Of 95 enrolled patients, 47 were assigned to pre-emptive, and 48 to reactive treatment. The incidence of ≥grade 2 skin toxicities during the 6-week treatment period (investigators' assessment) was 21.3% and 62.5% (risk ratio [RR], 0.34; 95% CI, 0.19 to 0.62; P < 0.001) for the pre-emptive and reactive treatment groups, respectively. A similar trend was observed in central review (18.6% and 50.0%, respectively [RR, 0.37; 95% CI, 0.19 to 0.74; P = 0.002]). On the final survival analysis, there were no statistical differences in overall response rate (13.3% vs 18.2%; P = 0.530), progression free survival (3.6 vs 4.0 months; hazard ratio [HR], 1.270; 95% CI, 0.833 to 1.938; P = 0.267), overall survival (8.2 vs 12.1 months, [HR, 1.150; 95% CI, 0.754 to 1.755; P = 0.515]) between pre-emptive and reactive treatment groups.

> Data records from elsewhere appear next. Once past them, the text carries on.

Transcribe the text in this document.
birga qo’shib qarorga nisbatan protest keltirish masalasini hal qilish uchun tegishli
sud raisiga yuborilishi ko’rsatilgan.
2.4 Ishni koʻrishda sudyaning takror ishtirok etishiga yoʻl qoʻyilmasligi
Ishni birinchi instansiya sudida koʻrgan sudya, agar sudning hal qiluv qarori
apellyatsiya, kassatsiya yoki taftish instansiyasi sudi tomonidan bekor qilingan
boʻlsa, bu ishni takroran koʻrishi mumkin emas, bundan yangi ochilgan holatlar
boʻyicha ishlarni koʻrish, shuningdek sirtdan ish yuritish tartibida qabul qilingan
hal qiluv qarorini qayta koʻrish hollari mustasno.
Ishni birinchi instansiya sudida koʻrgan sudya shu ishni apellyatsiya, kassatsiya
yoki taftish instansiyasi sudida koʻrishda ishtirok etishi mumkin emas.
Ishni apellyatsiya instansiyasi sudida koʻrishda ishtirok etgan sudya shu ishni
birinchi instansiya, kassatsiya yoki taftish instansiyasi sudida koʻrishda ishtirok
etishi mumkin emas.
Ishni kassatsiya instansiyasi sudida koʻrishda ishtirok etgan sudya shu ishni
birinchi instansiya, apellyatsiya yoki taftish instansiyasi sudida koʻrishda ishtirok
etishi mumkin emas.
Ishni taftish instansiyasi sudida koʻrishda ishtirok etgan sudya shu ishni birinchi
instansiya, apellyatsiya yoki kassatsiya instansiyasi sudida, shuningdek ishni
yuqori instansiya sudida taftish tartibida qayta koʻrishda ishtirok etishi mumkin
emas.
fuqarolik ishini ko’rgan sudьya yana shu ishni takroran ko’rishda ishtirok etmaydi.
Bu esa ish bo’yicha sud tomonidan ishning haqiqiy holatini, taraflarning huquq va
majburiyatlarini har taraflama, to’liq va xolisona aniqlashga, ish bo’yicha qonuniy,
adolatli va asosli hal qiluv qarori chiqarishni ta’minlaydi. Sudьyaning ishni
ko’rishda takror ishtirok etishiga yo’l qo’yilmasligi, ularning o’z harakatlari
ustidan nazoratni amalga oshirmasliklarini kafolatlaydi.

Pre-emptive skin treatment could reduce the severity of skin toxicities during Pmab treatment. On the final survival analysis, pre-emptive skin treatment did not affect the anti-tumor efficacy of Pmab. Our data clearly validate that pre-emptive treatment can also be recommended in Japanese patients. This analysis had been presented at the European Cancer Congress 2015 (Kobayashi Y, et al. Abstract number was 2 094).

Clinical trial identification



Y. Komatsu: Honoraria: Yakult Honsha Co., Ltd., Takeda Pharmaceutical Co., Ltd. Research fund: Yakult Honsha Co., Ltd., Daiichi Sankyo Co., Ltd., Takeda Pharmaceutical Co., Ltd. Y. Sakata: Honoraria Daiichi Sankyo Co., Ltd. Yakult Honsha Co., Ltd. All other authors have declared no conflicts of interest.